In a similar vein, Tris Dixon’s book ‘Damage: The untold story of brain trauma in boxing’ is at once enlightening and terrifying. Some ex-boxers don’t want to look near it, afraid of what they might find, while others – like former two-weight world champion Carl Frampton – have signposted its importance in educating future generations about Chronic Traumatic Encephalopathy, better known as CTE.

For those old enough to remember the majesty of Sheffield’s Herol ‘Bomber’ Graham at his peak, as well as his brutal knockout defeat at the hands of hammer-fisted Julian Jackson, some sections contained within ‘Damage’ are particularly difficult to digest.

A slick southpaw with a jerky, unorthodox style, Graham was one of those guys a handful of rice wouldn’t hit. His trainer, Dubliner Brendan Ingle, used to bring him into local prisons and let inmates do their worst from the waist up, confident they wouldn’t land a mitt on his man. And he was right.

Yet Dixon, a former Boxing News editor, meets Graham - now 63 - in the psychiatric ward of a north London hospital, the conversation conducted between tears and trauma. Bouts of depression led him to multiple suicide attempts - the primary reason for his location, from which only escorted leave was permitted.

He talks in detail about the punch from Jackson that floored him, and tells other stories from a career that saw him acknowledged as one of the best British boxers to have never won a world title (a tag he hates to be reminded of).

He does not slur his words, does not shuffle his feet. He still looks fit and healthy. However, when Dixon asks what Graham got up to yesterday, he draws a blank.

“That’s how bad it is…”

He believes the bulk of damage was sustained in his early days, but that the Jackson knockout was the tipping point.

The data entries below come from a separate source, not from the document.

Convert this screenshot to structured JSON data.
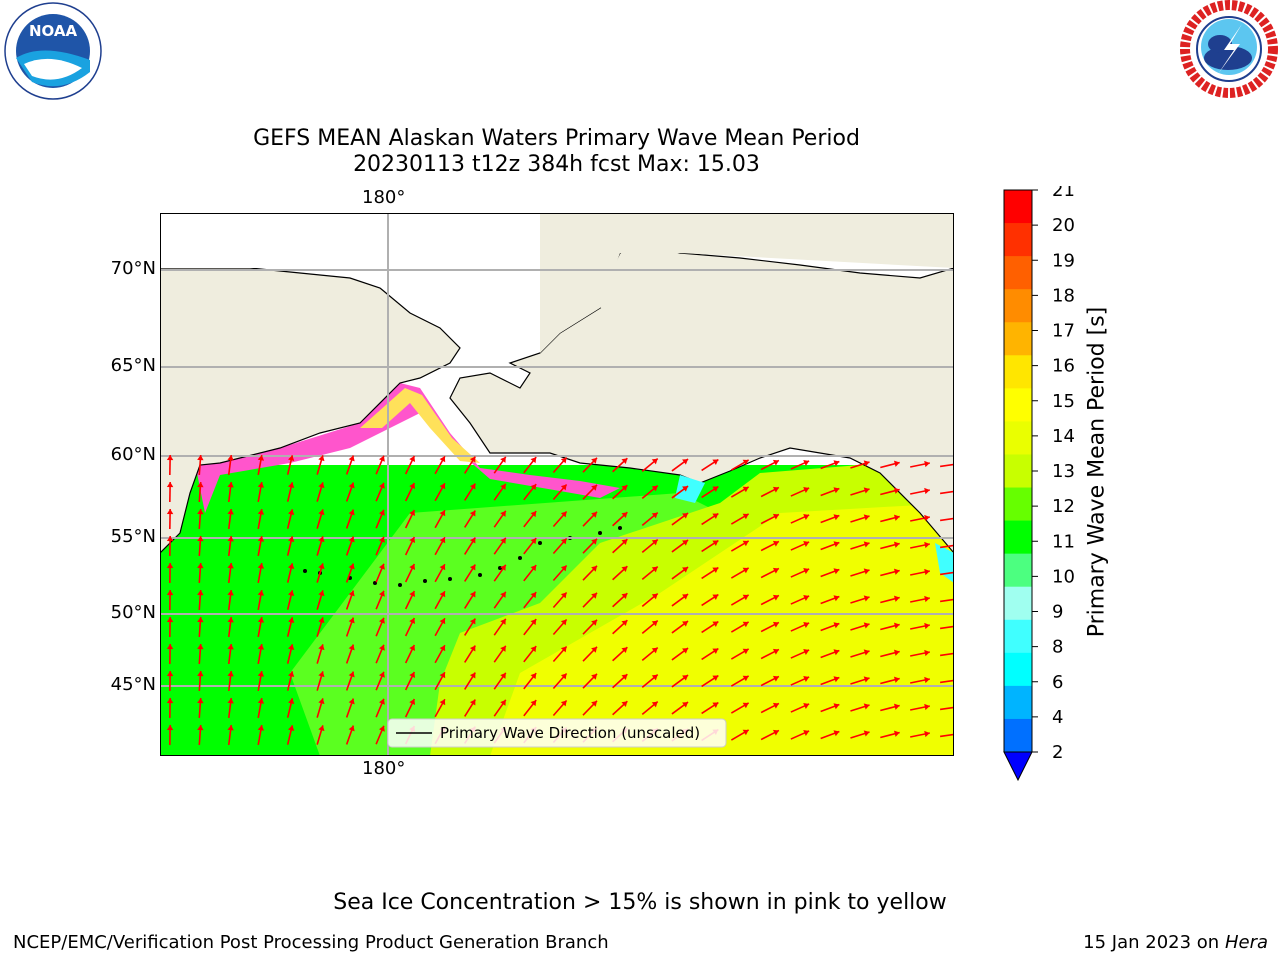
{
  "logos": {
    "noaa": {
      "text": "NOAA",
      "ring_text": "NATIONAL OCEANIC AND ATMOSPHERIC ADMINISTRATION · U.S. DEPARTMENT OF COMMERCE"
    },
    "nws": {
      "ring_text": "NATIONAL WEATHER SERVICE"
    }
  },
  "title": {
    "line1": "GEFS MEAN Alaskan Waters Primary Wave Mean Period",
    "line2": "20230113 t12z 384h fcst   Max: 15.03"
  },
  "axes": {
    "top_longitude": "180°",
    "bottom_longitude": "180°",
    "latitudes": [
      "70°N",
      "65°N",
      "60°N",
      "55°N",
      "50°N",
      "45°N"
    ]
  },
  "legend": {
    "label": "Primary Wave Direction (unscaled)"
  },
  "colorbar": {
    "label": "Primary Wave Mean Period [s]",
    "ticks": [
      "21",
      "20",
      "19",
      "18",
      "17",
      "16",
      "15",
      "14",
      "13",
      "12",
      "11",
      "10",
      "9",
      "8",
      "6",
      "4",
      "2"
    ],
    "colors": [
      "#ff0000",
      "#ff3000",
      "#ff6000",
      "#ff8c00",
      "#ffb400",
      "#ffe600",
      "#ffff00",
      "#eaff00",
      "#c8ff00",
      "#66ff00",
      "#00ff00",
      "#4cff80",
      "#a0fff0",
      "#40ffff",
      "#00ffff",
      "#00b4ff",
      "#0070ff"
    ],
    "under_color": "#0000ff"
  },
  "colors": {
    "land": "#efedde",
    "ocean_green": "#00ff00",
    "ocean_yellow": "#f0ff00",
    "sea_ice_pink": "#ff55cc",
    "sea_ice_yellow": "#ffe15a",
    "arrow": "#ff0000",
    "grid": "#b0b0b0"
  },
  "notes": {
    "sea_ice": "Sea Ice Concentration > 15% is shown in pink to yellow"
  },
  "footer": {
    "left": "NCEP/EMC/Verification Post Processing Product Generation Branch",
    "date": "15 Jan 2023 on",
    "machine": "Hera"
  }
}
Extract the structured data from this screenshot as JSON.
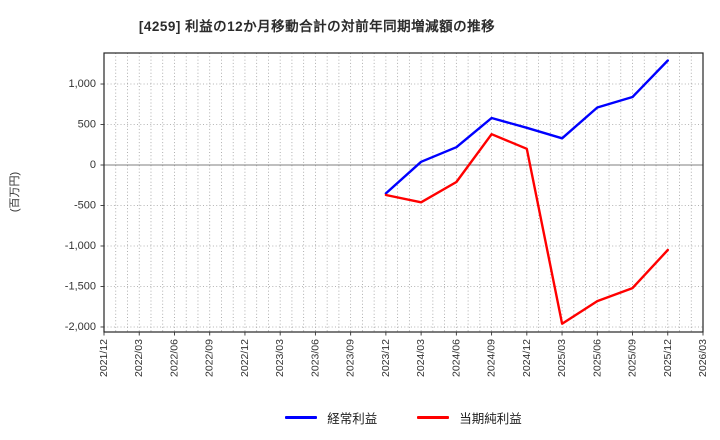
{
  "title": "[4259]  利益の12か月移動合計の対前年同期増減額の推移",
  "ylabel": "(百万円)",
  "legend": {
    "items": [
      {
        "label": "経常利益",
        "color": "#0000ff"
      },
      {
        "label": "当期純利益",
        "color": "#ff0000"
      }
    ]
  },
  "chart_data": {
    "type": "line",
    "title": "[4259] 利益の12か月移動合計の対前年同期増減額の推移",
    "xlabel": "",
    "ylabel": "(百万円)",
    "categories": [
      "2021/12",
      "2022/03",
      "2022/06",
      "2022/09",
      "2022/12",
      "2023/03",
      "2023/06",
      "2023/09",
      "2023/12",
      "2024/03",
      "2024/06",
      "2024/09",
      "2024/12",
      "2025/03",
      "2025/06",
      "2025/09",
      "2025/12",
      "2026/03"
    ],
    "y_ticks": [
      1000,
      500,
      0,
      -500,
      -1000,
      -1500,
      -2000
    ],
    "ylim": [
      -2062,
      1383
    ],
    "grid": true,
    "minor_x_grid_per_interval": 3,
    "legend_position": "bottom",
    "series": [
      {
        "name": "経常利益",
        "color": "#0000ff",
        "x": [
          "2023/12",
          "2024/03",
          "2024/06",
          "2024/09",
          "2024/12",
          "2025/03",
          "2025/06",
          "2025/09",
          "2025/12"
        ],
        "values": [
          -350,
          40,
          220,
          580,
          460,
          330,
          710,
          840,
          1290
        ]
      },
      {
        "name": "当期純利益",
        "color": "#ff0000",
        "x": [
          "2023/12",
          "2024/03",
          "2024/06",
          "2024/09",
          "2024/12",
          "2025/03",
          "2025/06",
          "2025/09",
          "2025/12"
        ],
        "values": [
          -370,
          -460,
          -210,
          380,
          200,
          -1960,
          -1680,
          -1520,
          -1050
        ]
      }
    ]
  }
}
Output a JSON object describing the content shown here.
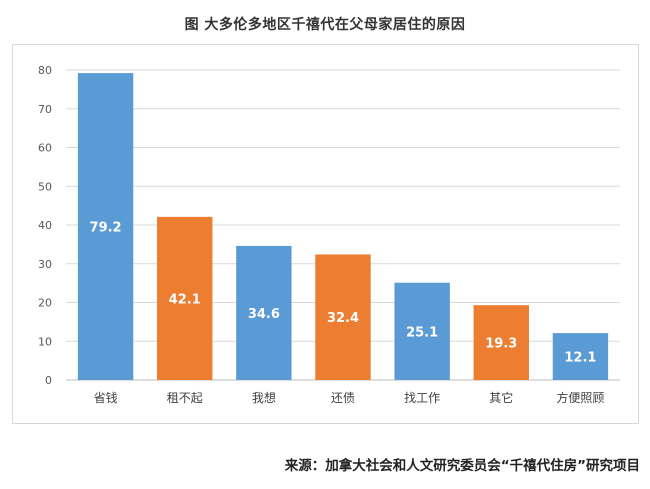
{
  "title": "图  大多伦多地区千禧代在父母家居住的原因",
  "source": {
    "label": "来源：",
    "text": "加拿大社会和人文研究委员会“千禧代住房”研究项目"
  },
  "chart_data": {
    "type": "bar",
    "categories": [
      "省钱",
      "租不起",
      "我想",
      "还债",
      "找工作",
      "其它",
      "方便照顾"
    ],
    "values": [
      79.2,
      42.1,
      34.6,
      32.4,
      25.1,
      19.3,
      12.1
    ],
    "bar_colors": [
      "#5b9bd5",
      "#ed7d31",
      "#5b9bd5",
      "#ed7d31",
      "#5b9bd5",
      "#ed7d31",
      "#5b9bd5"
    ],
    "ylim": [
      0,
      80
    ],
    "yticks": [
      0,
      10,
      20,
      30,
      40,
      50,
      60,
      70,
      80
    ],
    "grid": true,
    "data_label_color": "#ffffff"
  }
}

“Sometimes I think I wouldn’t be in here if I’d beaten Julian Jackson. If only… if only.

“But it’s always if only.”

Herol ‘Bomber’ Graham is just one of so many cautionary tales, all occupying different slots on a widening scale. Meanwhile, a few miles down the road from the hospital that became his safe place, boxing carries on about its business - unwilling to listen while there is still money to be made.